# Indian Paintbrush Afghan, Crochet



## boots (Jan 24, 2011)

Thanks to 8 Furry Kids and her query concerning this pattern, I learned the name of it. As it happened, I was half way through the afghan when I read her post. Now, I have a name for this old, old pattern. Thanks, 8FK and those that helped her by sending pics and replies.


----------



## marje of florida (Jan 3, 2013)

would be a great way to use up those left over balls of yarn. and beautiful too. 

many thanks
marge


----------



## laceandbits (Jun 23, 2011)

If you posted about this lovely blanket on either the crochet pages or the main ones I'm sure more people would get to see it. 

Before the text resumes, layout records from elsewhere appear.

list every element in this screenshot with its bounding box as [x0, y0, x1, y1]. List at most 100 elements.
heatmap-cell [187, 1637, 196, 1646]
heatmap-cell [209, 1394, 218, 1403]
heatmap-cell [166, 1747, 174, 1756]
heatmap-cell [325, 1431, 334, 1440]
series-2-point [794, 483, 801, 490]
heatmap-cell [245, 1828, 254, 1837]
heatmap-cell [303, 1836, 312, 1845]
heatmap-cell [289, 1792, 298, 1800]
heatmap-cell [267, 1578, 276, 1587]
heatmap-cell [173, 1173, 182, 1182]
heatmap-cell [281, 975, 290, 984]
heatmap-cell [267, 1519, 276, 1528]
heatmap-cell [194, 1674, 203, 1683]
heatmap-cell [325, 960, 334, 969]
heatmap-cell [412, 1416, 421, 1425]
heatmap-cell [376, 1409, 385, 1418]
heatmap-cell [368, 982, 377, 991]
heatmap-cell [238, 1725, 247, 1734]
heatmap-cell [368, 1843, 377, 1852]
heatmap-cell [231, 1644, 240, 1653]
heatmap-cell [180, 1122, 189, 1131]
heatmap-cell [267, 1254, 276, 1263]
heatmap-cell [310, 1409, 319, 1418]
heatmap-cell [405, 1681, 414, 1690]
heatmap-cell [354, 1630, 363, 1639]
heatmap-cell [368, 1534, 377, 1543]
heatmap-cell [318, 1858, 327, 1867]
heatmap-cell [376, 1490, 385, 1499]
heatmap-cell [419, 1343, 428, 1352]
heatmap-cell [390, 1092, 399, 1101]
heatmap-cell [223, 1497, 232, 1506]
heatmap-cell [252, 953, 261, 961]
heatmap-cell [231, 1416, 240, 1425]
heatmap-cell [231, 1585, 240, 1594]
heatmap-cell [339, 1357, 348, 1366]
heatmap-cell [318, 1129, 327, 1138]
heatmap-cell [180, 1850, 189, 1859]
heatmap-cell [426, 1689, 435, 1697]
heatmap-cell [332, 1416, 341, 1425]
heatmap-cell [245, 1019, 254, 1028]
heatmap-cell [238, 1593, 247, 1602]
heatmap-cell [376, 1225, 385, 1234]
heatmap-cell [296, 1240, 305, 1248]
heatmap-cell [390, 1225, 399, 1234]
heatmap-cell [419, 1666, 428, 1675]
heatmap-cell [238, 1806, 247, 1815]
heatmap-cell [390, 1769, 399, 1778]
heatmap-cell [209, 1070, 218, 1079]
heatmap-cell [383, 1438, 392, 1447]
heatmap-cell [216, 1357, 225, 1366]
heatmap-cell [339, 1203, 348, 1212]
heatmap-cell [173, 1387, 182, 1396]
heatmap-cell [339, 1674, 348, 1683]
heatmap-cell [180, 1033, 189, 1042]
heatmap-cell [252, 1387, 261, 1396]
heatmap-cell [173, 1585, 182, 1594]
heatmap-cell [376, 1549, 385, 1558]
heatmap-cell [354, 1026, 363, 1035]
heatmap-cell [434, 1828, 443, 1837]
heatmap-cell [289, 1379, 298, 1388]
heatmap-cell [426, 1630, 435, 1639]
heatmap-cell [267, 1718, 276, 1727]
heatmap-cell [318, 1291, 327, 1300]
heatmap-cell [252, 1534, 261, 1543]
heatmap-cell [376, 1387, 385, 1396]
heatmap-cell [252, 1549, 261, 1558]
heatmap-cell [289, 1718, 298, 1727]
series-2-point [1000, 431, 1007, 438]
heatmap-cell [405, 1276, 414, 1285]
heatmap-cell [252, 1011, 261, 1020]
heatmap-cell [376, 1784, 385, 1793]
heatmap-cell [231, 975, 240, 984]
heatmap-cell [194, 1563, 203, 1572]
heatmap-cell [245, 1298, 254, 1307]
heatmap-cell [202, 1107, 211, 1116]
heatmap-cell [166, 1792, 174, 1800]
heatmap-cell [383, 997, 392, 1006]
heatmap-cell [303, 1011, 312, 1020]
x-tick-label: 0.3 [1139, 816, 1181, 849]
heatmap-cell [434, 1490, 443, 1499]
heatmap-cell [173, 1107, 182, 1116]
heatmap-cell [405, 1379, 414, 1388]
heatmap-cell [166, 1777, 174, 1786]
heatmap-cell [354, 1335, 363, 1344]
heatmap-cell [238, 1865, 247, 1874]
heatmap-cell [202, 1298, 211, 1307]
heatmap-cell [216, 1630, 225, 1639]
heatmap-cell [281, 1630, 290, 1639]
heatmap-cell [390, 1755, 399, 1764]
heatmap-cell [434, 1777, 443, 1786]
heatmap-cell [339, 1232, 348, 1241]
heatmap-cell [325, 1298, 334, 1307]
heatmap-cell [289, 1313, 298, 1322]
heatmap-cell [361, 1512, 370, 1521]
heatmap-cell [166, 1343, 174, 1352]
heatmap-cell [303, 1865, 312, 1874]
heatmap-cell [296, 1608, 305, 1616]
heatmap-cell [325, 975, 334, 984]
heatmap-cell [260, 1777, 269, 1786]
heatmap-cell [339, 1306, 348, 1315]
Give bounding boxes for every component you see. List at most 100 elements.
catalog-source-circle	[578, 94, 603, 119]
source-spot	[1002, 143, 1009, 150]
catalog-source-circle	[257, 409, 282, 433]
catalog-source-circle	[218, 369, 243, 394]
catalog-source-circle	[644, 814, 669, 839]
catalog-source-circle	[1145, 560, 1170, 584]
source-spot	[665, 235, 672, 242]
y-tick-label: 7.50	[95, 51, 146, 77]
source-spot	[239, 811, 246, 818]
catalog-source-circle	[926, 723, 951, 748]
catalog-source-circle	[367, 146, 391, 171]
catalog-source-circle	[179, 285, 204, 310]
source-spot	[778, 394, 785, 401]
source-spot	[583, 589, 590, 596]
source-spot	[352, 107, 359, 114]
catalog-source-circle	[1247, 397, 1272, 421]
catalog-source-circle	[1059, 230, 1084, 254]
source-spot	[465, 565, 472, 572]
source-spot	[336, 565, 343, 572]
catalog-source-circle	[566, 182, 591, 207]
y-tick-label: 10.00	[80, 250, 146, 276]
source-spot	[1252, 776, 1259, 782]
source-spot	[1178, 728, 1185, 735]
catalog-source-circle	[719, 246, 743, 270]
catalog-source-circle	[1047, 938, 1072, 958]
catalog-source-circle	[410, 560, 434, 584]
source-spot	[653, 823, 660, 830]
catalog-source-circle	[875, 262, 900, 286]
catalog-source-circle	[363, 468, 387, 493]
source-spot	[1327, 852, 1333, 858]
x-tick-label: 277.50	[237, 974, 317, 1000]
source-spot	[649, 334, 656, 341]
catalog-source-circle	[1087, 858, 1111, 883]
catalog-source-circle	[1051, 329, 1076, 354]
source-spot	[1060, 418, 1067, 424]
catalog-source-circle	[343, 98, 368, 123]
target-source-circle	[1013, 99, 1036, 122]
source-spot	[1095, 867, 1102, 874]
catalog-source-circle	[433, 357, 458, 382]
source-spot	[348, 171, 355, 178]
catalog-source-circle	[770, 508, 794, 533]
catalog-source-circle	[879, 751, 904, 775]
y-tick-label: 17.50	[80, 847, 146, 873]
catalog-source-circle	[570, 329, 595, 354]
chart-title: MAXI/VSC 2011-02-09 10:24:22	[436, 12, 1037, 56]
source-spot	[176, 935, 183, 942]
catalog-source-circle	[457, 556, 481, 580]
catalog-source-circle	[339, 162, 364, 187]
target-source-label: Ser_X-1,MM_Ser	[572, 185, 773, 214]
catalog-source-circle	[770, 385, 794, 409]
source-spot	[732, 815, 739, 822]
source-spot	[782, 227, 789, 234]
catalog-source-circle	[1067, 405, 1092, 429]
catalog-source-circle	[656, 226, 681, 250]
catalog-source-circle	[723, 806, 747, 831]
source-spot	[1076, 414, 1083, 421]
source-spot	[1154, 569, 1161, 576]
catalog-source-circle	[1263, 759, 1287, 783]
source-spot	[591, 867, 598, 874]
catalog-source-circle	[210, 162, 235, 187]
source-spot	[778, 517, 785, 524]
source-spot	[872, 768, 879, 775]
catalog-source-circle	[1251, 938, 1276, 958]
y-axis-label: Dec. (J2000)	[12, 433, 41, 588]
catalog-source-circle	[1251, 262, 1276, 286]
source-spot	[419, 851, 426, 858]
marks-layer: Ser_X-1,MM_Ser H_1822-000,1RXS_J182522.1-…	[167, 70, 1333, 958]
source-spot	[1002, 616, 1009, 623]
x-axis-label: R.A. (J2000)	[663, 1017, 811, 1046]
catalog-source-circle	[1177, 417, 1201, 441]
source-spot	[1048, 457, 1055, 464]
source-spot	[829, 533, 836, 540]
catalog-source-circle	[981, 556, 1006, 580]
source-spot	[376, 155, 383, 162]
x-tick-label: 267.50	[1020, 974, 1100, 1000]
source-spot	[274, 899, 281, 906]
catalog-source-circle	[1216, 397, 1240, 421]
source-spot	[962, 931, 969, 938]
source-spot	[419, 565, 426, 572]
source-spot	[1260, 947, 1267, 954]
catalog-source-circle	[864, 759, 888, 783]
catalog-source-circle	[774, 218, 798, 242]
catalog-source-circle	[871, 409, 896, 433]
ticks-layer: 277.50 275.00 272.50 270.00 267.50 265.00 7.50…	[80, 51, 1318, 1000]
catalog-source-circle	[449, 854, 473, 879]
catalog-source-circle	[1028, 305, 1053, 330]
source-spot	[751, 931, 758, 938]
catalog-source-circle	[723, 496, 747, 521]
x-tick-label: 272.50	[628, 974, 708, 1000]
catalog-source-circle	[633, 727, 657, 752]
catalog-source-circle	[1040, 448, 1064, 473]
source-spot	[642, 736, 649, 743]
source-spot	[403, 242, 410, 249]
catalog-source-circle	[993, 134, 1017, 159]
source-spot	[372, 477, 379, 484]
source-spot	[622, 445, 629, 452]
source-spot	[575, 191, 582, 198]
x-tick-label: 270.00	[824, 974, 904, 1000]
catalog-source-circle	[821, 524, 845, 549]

Your last two posts have come up on the machine knitting pages, and I don't expect everyone bothers to look there.


----------



## Janeb (Sep 18, 2012)

Your blanket is fantastic.looks like you worked long and hard on it.love the colours.


----------



## ramdoupri (Dec 22, 2012)

WOW GREAT JOB!


----------



## Cynthia Turner (Oct 16, 2012)

I must add a yes to laceandbits comment above. Post elsewhere! I never read the machine knitting posts, I only looked because I remembered the issue coming up before. I liked the afghan, and although I am mostly a knitter currently, I did crochet and develop patterns for myself and students before.


----------



## aannggeell (Dec 7, 2012)

WOW! How long did it take you?


----------



## boots (Jan 24, 2011)

Yes, I'm in agreement about posting it under Pictures. This is the 2nd time I've posted it. The 1st time mistakenly under MK, but, the 2nd time I posted under Pictures. I don't understand what's happening.


----------



## djreyno (Mar 16, 2019)

can someone provide me with the pattern to crochet the Indian paintbrush afagan


----------